Chargeur universel : l'UE cherche encore la bonne voie
Publié par Clément Bohic le | Mis à jour le
La Commission européenne prend du retard dans sa tentative d'imposer un chargeur universel pour les téléphones mobiles. Des documents internes éclaircissent la situation.
Où en est l'Union européenne (UE) dans sa tentative d'imposer un chargeur universel pour les téléphones mobiles ? Il y a un an, les députés avaient largement voté une résolution dans ce sens. Elle enjoignait à la Commission européenne de prendre les mesures nécessaires pour le 30 juillet 2020 au plus tard. Toujours rien depuis.
La publication de documents internes laisse apparaître une nouvelle échéance : juillet 2021. Si le chantier a pris du retard, c'est notamment parce qu'un deuxième aspect s'est glissé dans la réflexion : le « découplage » des chargeurs. C'est-à-dire leur vente séparément des téléphones mobiles.
Études d'impact à l'appui, l'UE a considéré qu'imposer simplement une interface commune n'aurait d'effet que sur environ 20 % du marché. En l'occurrence, les iPhone, qui utilisent un connecteur Lightning.
Le Parlement lui-même avait appelé, avant la publication des études d'impact en question, à mêler les deux approches. Et à les coordonner avec le plan d'action européen pour une économie circulaire.
Sur le volet « chargeur universel », l'UE s'appuiera probablement sur la directive 2014/53 relative aux équipements radioélectriques. Pour la question du découplage, le levier semble devoir être la directive 2009/125 sur l'écoconception. Mais sa mise à contribution requerra des mesures complémentaires pour éviter une déferlante de chargeurs contrefaits et/ou non conformes aux normes. Et une campagne d'« évangélisation » auprès des consommateurs.

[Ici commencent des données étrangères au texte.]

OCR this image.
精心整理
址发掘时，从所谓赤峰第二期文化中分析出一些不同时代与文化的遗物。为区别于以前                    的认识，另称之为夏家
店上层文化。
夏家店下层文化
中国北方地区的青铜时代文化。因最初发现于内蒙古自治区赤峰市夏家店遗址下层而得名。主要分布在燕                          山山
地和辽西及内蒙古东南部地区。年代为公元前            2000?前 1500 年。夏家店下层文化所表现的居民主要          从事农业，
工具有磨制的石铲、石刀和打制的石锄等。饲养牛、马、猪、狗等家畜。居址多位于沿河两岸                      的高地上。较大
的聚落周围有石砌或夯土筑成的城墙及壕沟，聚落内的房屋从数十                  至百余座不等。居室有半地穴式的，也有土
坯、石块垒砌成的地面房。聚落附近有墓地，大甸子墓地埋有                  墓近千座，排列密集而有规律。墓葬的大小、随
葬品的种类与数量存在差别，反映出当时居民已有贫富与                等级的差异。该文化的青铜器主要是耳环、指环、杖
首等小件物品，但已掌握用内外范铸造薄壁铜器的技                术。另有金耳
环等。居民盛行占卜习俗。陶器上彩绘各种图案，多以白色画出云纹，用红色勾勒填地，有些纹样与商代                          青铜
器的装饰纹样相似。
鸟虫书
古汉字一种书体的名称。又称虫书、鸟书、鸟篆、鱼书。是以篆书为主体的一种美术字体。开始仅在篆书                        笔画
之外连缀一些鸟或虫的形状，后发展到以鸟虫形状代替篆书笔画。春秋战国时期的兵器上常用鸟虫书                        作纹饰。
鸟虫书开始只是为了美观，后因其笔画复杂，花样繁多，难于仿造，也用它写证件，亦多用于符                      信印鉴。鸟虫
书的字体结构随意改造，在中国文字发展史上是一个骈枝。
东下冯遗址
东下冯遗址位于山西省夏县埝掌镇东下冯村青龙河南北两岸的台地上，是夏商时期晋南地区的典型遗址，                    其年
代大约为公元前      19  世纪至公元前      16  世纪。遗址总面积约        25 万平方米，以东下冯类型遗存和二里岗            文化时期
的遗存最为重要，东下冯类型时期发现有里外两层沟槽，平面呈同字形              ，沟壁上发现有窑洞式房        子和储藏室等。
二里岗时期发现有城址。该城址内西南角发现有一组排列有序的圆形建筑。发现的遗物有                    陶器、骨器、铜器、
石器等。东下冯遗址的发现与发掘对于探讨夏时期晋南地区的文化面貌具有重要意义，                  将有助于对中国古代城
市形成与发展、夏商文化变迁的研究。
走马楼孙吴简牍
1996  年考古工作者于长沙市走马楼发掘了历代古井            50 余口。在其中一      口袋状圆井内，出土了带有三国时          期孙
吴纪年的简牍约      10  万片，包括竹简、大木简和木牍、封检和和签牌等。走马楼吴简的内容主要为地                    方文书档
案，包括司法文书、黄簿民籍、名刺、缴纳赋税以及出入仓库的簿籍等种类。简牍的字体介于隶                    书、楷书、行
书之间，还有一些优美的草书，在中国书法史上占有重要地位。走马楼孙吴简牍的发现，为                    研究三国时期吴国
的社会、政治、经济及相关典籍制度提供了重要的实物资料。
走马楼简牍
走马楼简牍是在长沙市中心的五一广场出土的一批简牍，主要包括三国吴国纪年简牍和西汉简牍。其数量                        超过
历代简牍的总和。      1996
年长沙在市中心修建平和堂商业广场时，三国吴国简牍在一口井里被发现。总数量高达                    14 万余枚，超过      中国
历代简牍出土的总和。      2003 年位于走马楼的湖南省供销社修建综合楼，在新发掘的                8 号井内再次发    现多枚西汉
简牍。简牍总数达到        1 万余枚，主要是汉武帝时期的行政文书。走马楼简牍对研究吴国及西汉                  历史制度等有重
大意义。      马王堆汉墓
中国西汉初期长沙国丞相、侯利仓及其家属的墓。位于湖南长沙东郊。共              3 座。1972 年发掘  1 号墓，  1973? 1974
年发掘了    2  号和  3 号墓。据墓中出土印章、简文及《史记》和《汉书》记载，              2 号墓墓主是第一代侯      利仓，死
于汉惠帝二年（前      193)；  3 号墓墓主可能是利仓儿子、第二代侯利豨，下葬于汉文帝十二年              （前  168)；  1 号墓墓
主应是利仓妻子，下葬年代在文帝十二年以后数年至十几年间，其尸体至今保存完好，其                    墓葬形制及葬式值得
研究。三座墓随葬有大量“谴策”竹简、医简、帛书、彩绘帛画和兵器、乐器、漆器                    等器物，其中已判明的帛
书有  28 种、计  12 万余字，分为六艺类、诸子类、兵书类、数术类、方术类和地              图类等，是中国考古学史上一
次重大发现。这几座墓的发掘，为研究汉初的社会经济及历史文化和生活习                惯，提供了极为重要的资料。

Chargeur universel : une épine nommée Apple
Pourquoi tout ce processus ? Parce que l'approche initiale ne fonctionne plus. C'était celle d'un mémorandum signé en 2009 avec l'industrie des téléphones mobiles. Les parties prenantes avaient accepté d'intégrer un connecteur USB 2.0 B Micro (micro-USB) aux produits qu'ils commercialiseraient à partir de 2011.
Même les constructeurs qui n'avaient pas rejoint la boucle avaient fini par prendre le pli, se félicite la Commission européenne. En trois ans, cela a permis, assure-t-elle, de réduire significativement le volume de chargeurs produits : entre 6 et 21 millions de moins.
Le mémorandum avait fait l'objet de deux renouvellements, avant d'expirer en 2014. À l'issue d'âpres négociations, l'industrie en avait soumis un nouveau en 2018, par l'intermédiaire de DigitalEurope. Mais la Commission européenne ne l'avait pas jugé satisfaisant. En particulier parce qu'il laissait la place à des connecteurs propriétaires. Au premier rang, le Lightning d'Apple, qui reste aujourd'hui la seule « anomalie », à l'heure où l'USB-C supplante l'USB-A.
Instruments fragiles
Bruxelles a par ailleurs des doutes sur la manière d'utiliser les leviers à sa disposition. L'article 3 de la directive de 2014 recommande que les équipements radio aient des accessoires interopérables, en particulier les chargeurs. Elle donne droit à la Commission européenne d'en faire une obligation, par acte délégué. Mais comme elle ne contient pas de définition du « chargeur commun », la validité d'un tel acte pourrait être contestée devant la CJUE.
Une solution consisterait à utiliser la voie « traditionnelle » pour amender la directive de 2014. Et permettre à la Commission d'insérer une définition dans son acte. Mais la procédure prendrait du temps. Et supposerait d'autres travaux. Entre autres pour spécifier des exclusions (équipements de test, implants cochléaires.).
Cette même voie « traditionnelle » pourrait être choisie pour la question du découplage. Autre possibilité pour éviter le même écueil qu'avec la directive de 2014 : adopter un acte dans le cadre des provisions pour le marché intérieur inscrites à l'article 114 du traité sur le fonctionnement de l'UE. Une procédure là aussi chronophage.